In Tennessee, I was lucky enough to take lessons from the legendary airshow performer Marion Cole, and in Wisconsin, from the renowned instructor Jim Batterman. It was a complete shock to hear some years later that Jim had died while teaching aerobatics. Apparently a wing folded, and he and his student were not able to escape from the cabin to utilize their parachutes.
When he and I flew together at our airline, Captain Steve Andelin was also a U.S. National Aerobatic Champion and Red Bull airshow performer. He perished in an accident while practicing for an airshow.
Well-known for her achievements as a flight engineer on the SR-71 Blackbird and an aerobatic competitor in the Unlimited category, Marta Bohn-Meyer was down-to-earth and a pleasure to know. While practicing for an upcoming competition, the canopy separated from her aircraft, possibly rendering her unconscious and unable to deploy her parachute.
More painful losses from pilot friends who Flew West: Mark (aerobatics), and Peter (engine failure), and Steve B (deliberate crash / suicide), and Rem (cause unknown), and Asti (cause unknown).
The pain of any loss hurts. It hurts more when it is in an aircraft accident, and yet more when our friend is young and represented so much potential. To those who say “they died doing something they loved” – please stop! In most cases, they were fighting to maintain control of a malfunctioning aircraft and to save themselves, right up to the final moment.

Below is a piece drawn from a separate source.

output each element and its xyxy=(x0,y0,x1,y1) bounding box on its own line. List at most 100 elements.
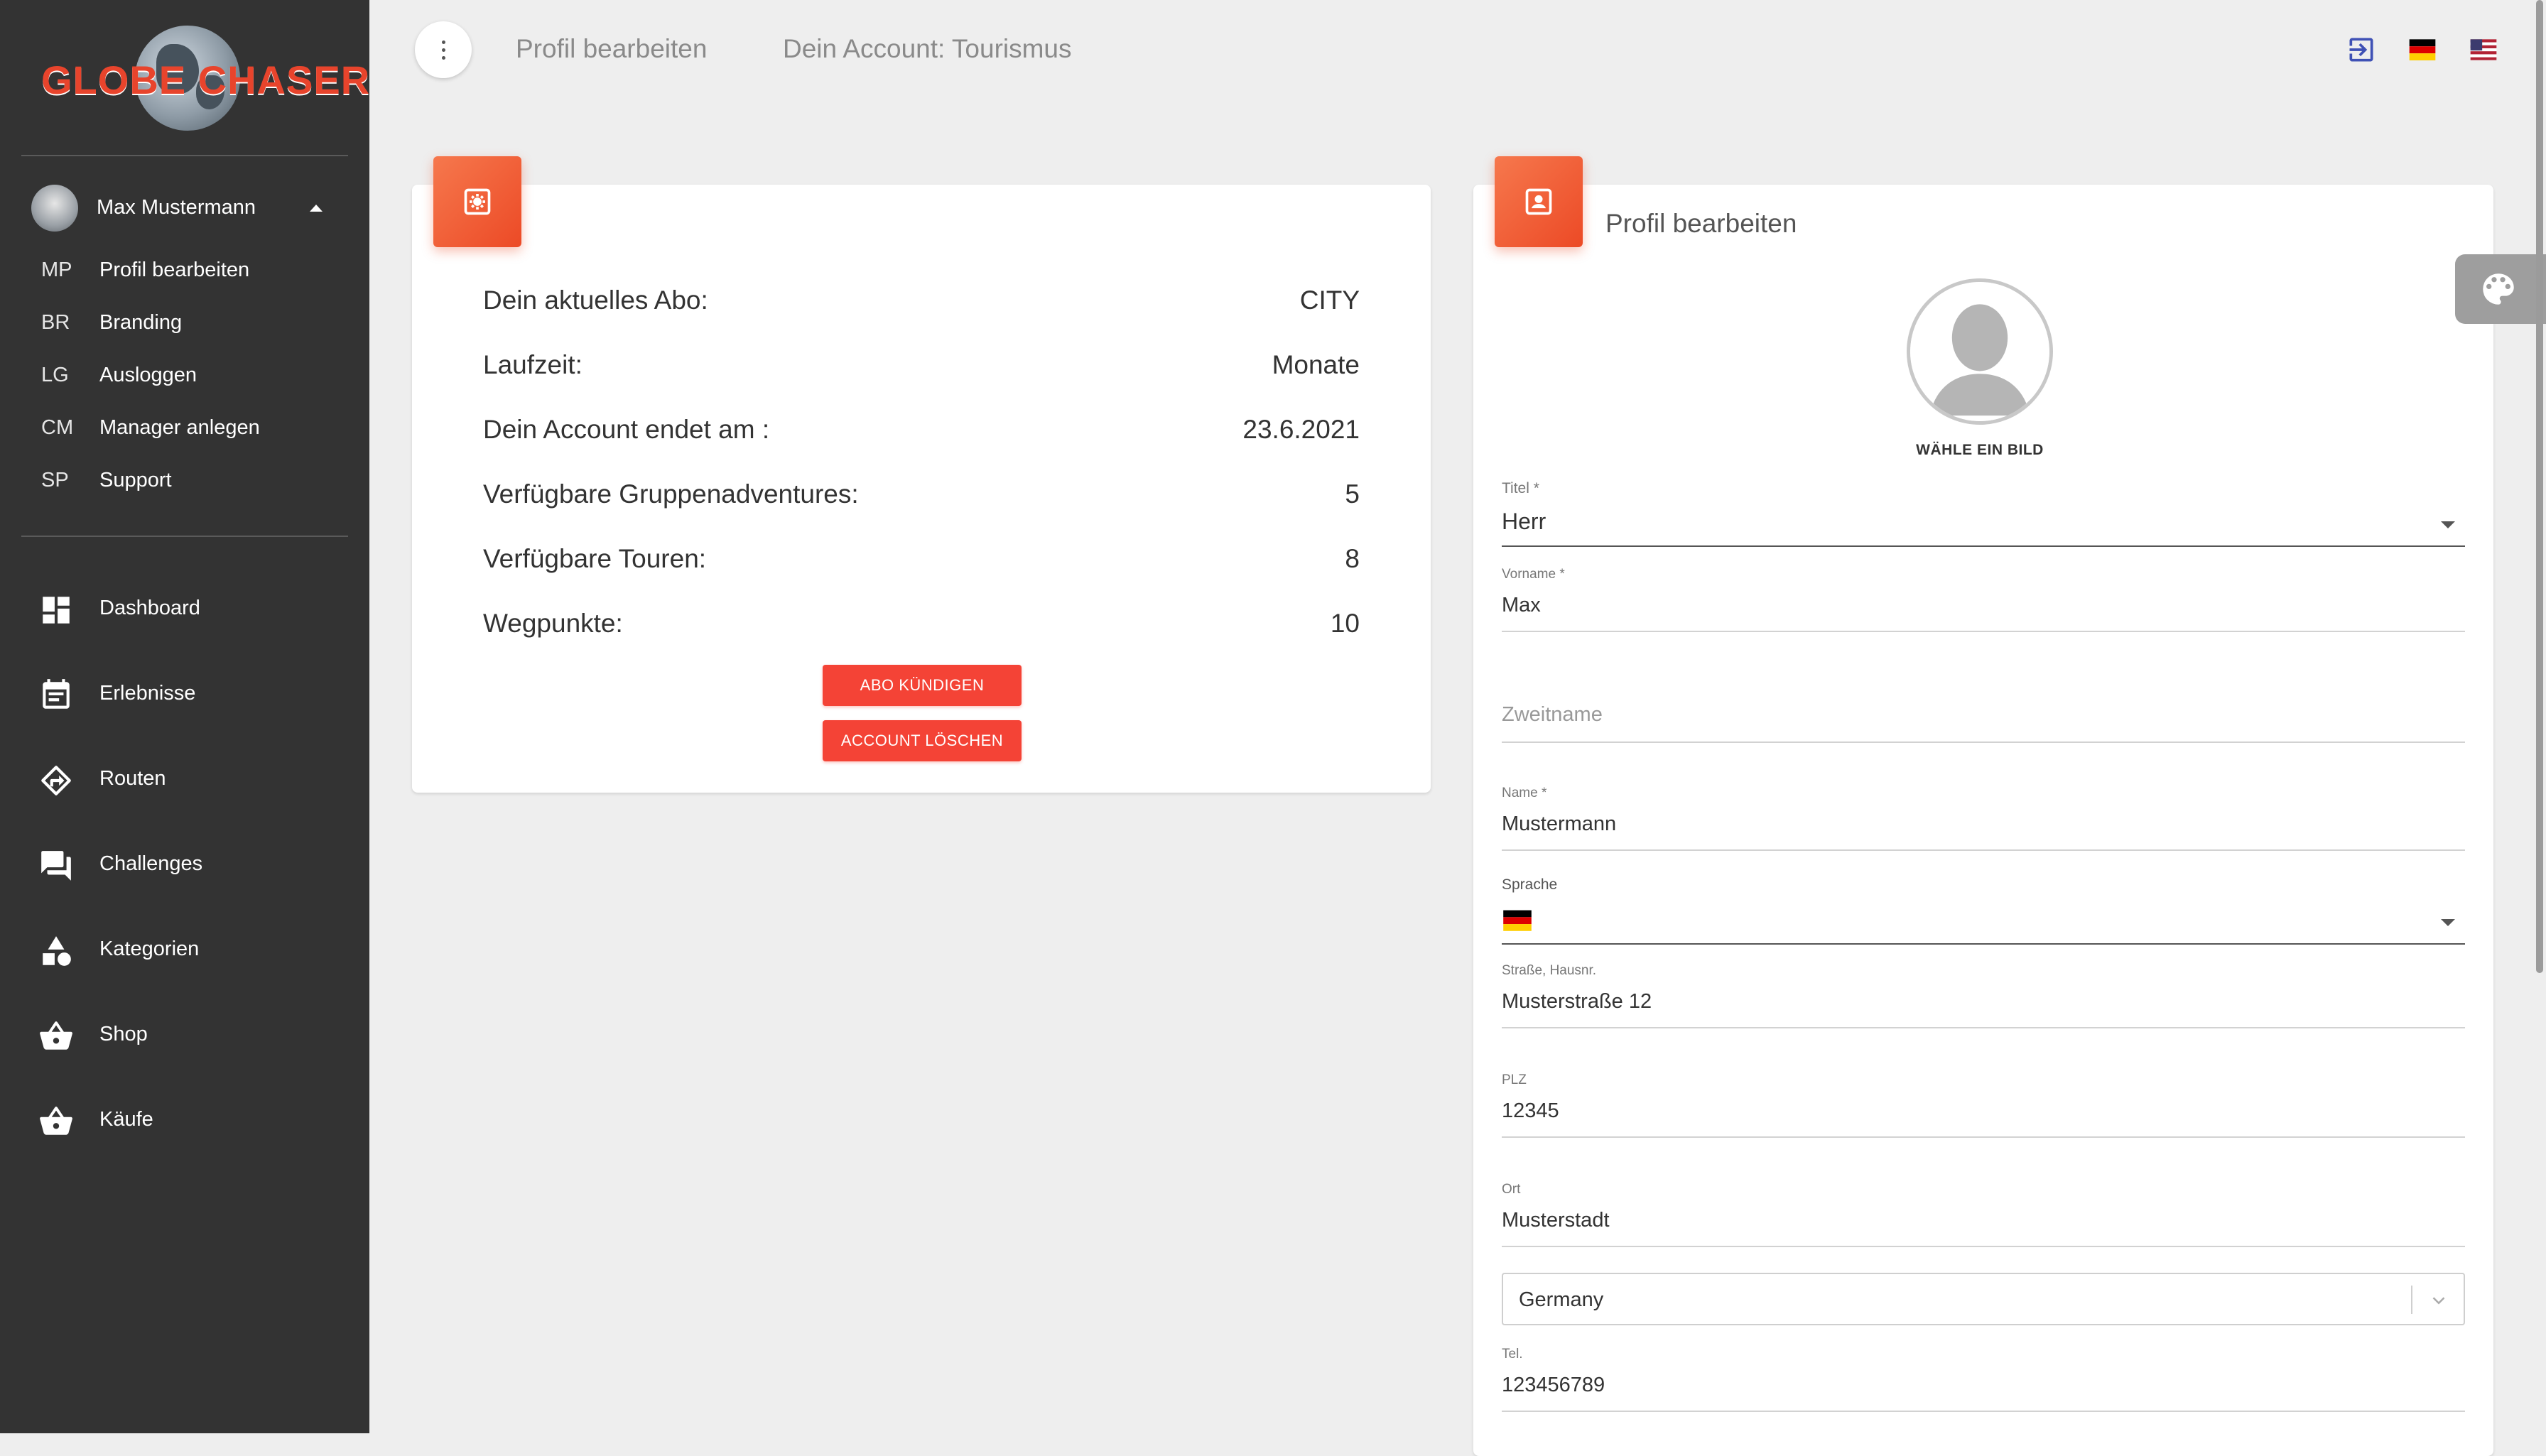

Immediately after an accident, when people jump in to comment and jump to conclusions, especially on social media, I caution them to wait for the investigation and results. Pilots are blamed, but typically, many factors are present – a series of decisions and actions by the pilot, an issue that is completely beyond their control, or a combination of both. We may know the complete story from the NTSB or FAA, later. We might even learn something new and important about aviation safety.
But not always. For some accidents, we will never get the answers we seek. It is not easy for people of our nature to live with uncertainty and unanswerable questions – especially when someone we care about has died, especially when a pilot Flies West – but this is exactly what we are asked to do.